Online Program

283944
Risk management and improvement science – lessons learned from Massachusetts' response to the New England compounding center multi-state fungal meningitis outbreak


Tuesday, November 5, 2013 : 12:50 p.m. - 1:10 p.m.

Madeleine Biondolillo, MD, Director, Bureau of Health Care Safety & Quality, Massachusetts Department of Public Health, Boston, MA
Iyah Romm, Massachusetts Health Policy Commission, Boston, MA
To protect the public, regulators need a framework and culture grounded in improvement science. We led the investigation of the New England Compounding Center (NECC) during the 2012 fungal meningitis outbreak, which revealed lapses in judgment and disregard for best practices by both NECC and staff at the regulatory agency. NECC knew about environmental contaminants and other regulatory deficiencies and failed to act. And the regulator did not have a comprehensive risk management framework to guide its operations. This failure in public and private sector systems and lack of an improvement framework offers lessons relevant to organizations engaged in the provision or oversight of health care. The disregard for best practices by NECC, coupled with insufficient oversight by regulators, and absence of comprehensive risk management in both organizations, resulted in a preventable tragedy. Any of the issues identified at NECC should have triggered internal investigation and regulatory action. Regulators relied on reputation and perceived intent instead of appropriate triage systems to prioritize investigations, and strong, deliberative enforcement actions. Development of mechanisms such as transparent response to complaints will increase accountability of regulators. Establishment of tools such as whistleblower protections will facilitate reporting by licensees. Regulators must harness the lessons learned from the NECC tragedy to drive internal and systemwide improvement. Strengthening legal frameworks is important and is underway in Massachusetts, but shifting culture is critical. In some health care sectors, there is an increasing focus on quality and safety. In settings where those principles have not been adopted, regulators should harness improvement science to lead cultural and operational transformation in both their organizations and those that they oversee. Investment in this domain is lacking, and the results are apparent. Rethinking approaches to focus on improvement and to foster accountability among licensees and regulators alike is essential to ensuring public safety.

Learning Areas:

Administration, management, leadership
Public health administration or related administration
Public health or related laws, regulations, standards, or guidelines
Public health or related public policy

Learning Objectives:
Explain the importance of early warning indicators in regulatory agencies Discuss impact of improper organizational ethics and risk management systems Identify mechanisms for leveraging improvement resources to respond to a critical public health need

Keyword(s): Regulations, Quality Improvement

Presenting author's disclosure statement:

Qualified on the content I am responsible for because: I am the Bureau Director for the lead health care safety and quality regulatory in Massachusetts.
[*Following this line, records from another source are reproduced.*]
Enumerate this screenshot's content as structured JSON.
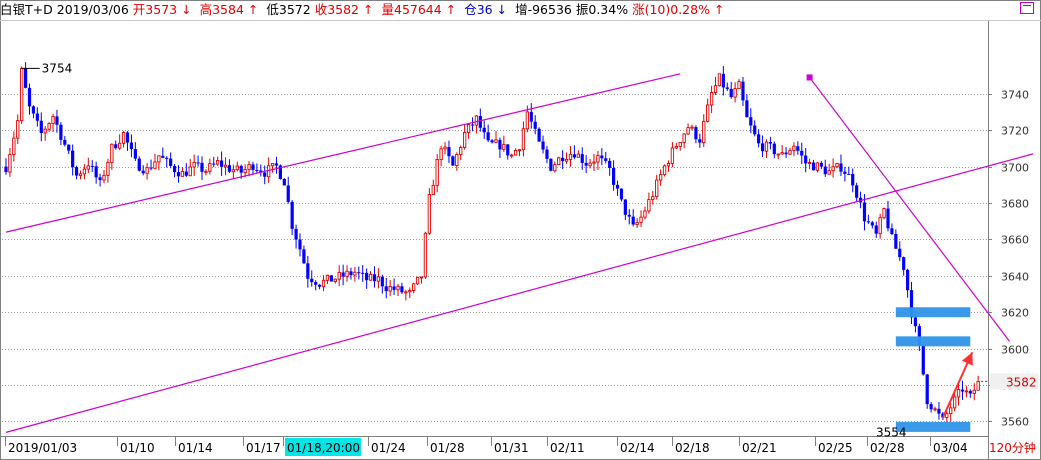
{
  "header": {
    "symbol": "白银T+D",
    "date": "2019/03/06",
    "open": "开3573",
    "open_arrow": "↓",
    "high": "高3584",
    "high_arrow": "↑",
    "low": "低3572",
    "close": "收3582",
    "close_arrow": "↑",
    "volume": "量457644",
    "volume_arrow": "↑",
    "position": "仓36",
    "position_arrow": "↓",
    "increase": "增-96536",
    "amplitude": "振0.34%",
    "change": "涨(10)0.28%",
    "change_arrow": "↑"
  },
  "chart_data": {
    "type": "candlestick",
    "ylim": [
      3552,
      3780
    ],
    "y_ticks": [
      3560,
      3580,
      3600,
      3620,
      3640,
      3660,
      3680,
      3700,
      3720,
      3740
    ],
    "x_labels": [
      "2019/01/03",
      "01/10",
      "01/14",
      "01/17",
      "01/18,20:00",
      "01/24",
      "01/28",
      "01/31",
      "02/11",
      "02/14",
      "02/18",
      "02/21",
      "02/25",
      "02/28",
      "03/04"
    ],
    "highlight_x_label": "01/18,20:00",
    "period": "120分钟",
    "current_price": "3582",
    "max_label": "3754",
    "min_label": "3554",
    "anchors": [
      [
        0,
        3700
      ],
      [
        3,
        3725
      ],
      [
        4,
        3752
      ],
      [
        6,
        3732
      ],
      [
        9,
        3718
      ],
      [
        12,
        3728
      ],
      [
        15,
        3712
      ],
      [
        18,
        3695
      ],
      [
        21,
        3702
      ],
      [
        24,
        3690
      ],
      [
        27,
        3710
      ],
      [
        30,
        3718
      ],
      [
        33,
        3702
      ],
      [
        36,
        3698
      ],
      [
        39,
        3706
      ],
      [
        42,
        3700
      ],
      [
        45,
        3696
      ],
      [
        48,
        3700
      ],
      [
        51,
        3698
      ],
      [
        54,
        3702
      ],
      [
        57,
        3699
      ],
      [
        60,
        3697
      ],
      [
        63,
        3701
      ],
      [
        66,
        3697
      ],
      [
        69,
        3700
      ],
      [
        71,
        3692
      ],
      [
        73,
        3668
      ],
      [
        75,
        3655
      ],
      [
        77,
        3640
      ],
      [
        80,
        3636
      ],
      [
        83,
        3638
      ],
      [
        86,
        3640
      ],
      [
        89,
        3642
      ],
      [
        92,
        3638
      ],
      [
        95,
        3638
      ],
      [
        97,
        3634
      ],
      [
        100,
        3632
      ],
      [
        103,
        3630
      ],
      [
        106,
        3640
      ],
      [
        108,
        3682
      ],
      [
        111,
        3712
      ],
      [
        114,
        3700
      ],
      [
        117,
        3718
      ],
      [
        120,
        3726
      ],
      [
        123,
        3712
      ],
      [
        126,
        3712
      ],
      [
        129,
        3706
      ],
      [
        131,
        3712
      ],
      [
        133,
        3730
      ],
      [
        136,
        3712
      ],
      [
        139,
        3700
      ],
      [
        142,
        3706
      ],
      [
        145,
        3708
      ],
      [
        148,
        3702
      ],
      [
        151,
        3705
      ],
      [
        154,
        3698
      ],
      [
        157,
        3680
      ],
      [
        160,
        3666
      ],
      [
        162,
        3672
      ],
      [
        165,
        3685
      ],
      [
        168,
        3700
      ],
      [
        171,
        3712
      ],
      [
        174,
        3722
      ],
      [
        177,
        3715
      ],
      [
        180,
        3740
      ],
      [
        182,
        3748
      ],
      [
        185,
        3738
      ],
      [
        187,
        3744
      ],
      [
        189,
        3726
      ],
      [
        192,
        3712
      ],
      [
        195,
        3710
      ],
      [
        198,
        3706
      ],
      [
        201,
        3712
      ],
      [
        204,
        3702
      ],
      [
        207,
        3700
      ],
      [
        210,
        3697
      ],
      [
        213,
        3700
      ],
      [
        216,
        3692
      ],
      [
        219,
        3672
      ],
      [
        222,
        3662
      ],
      [
        224,
        3676
      ],
      [
        226,
        3660
      ],
      [
        229,
        3645
      ],
      [
        231,
        3620
      ],
      [
        233,
        3600
      ],
      [
        235,
        3572
      ],
      [
        237,
        3566
      ],
      [
        239,
        3560
      ],
      [
        241,
        3568
      ],
      [
        244,
        3578
      ],
      [
        246,
        3573
      ],
      [
        248,
        3582
      ]
    ],
    "trendlines": [
      {
        "name": "channel-upper",
        "from": [
          0,
          3664
        ],
        "to": [
          172,
          3751
        ]
      },
      {
        "name": "channel-lower",
        "from": [
          0,
          3554
        ],
        "to": [
          262,
          3707
        ]
      },
      {
        "name": "resistance-line",
        "from": [
          205,
          3749
        ],
        "to": [
          256,
          3604
        ]
      }
    ],
    "zones": [
      3620,
      3604,
      3557
    ]
  },
  "colors": {
    "up": "#e00000",
    "down": "#0000ff",
    "trend": "#d000d0",
    "zone": "#2f95e8",
    "grid": "#9a9a9a",
    "arrow": "#ff3030",
    "highlight_bg": "#00e5e5"
  }
}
I directly oversaw the regulatory response to the New England Compounding Center, the source of the multistate fungal meningitis outbreak in 2012. I also directly oversaw operational and regulatory changes in Massachusetts subsequent to this outbreak.
Any relevant financial relationships? No

I agree to comply with the American Public Health Association Conflict of Interest and Commercial Support Guidelines, and to disclose to the participants any off-label or experimental uses of a commercial product or service discussed in my presentation.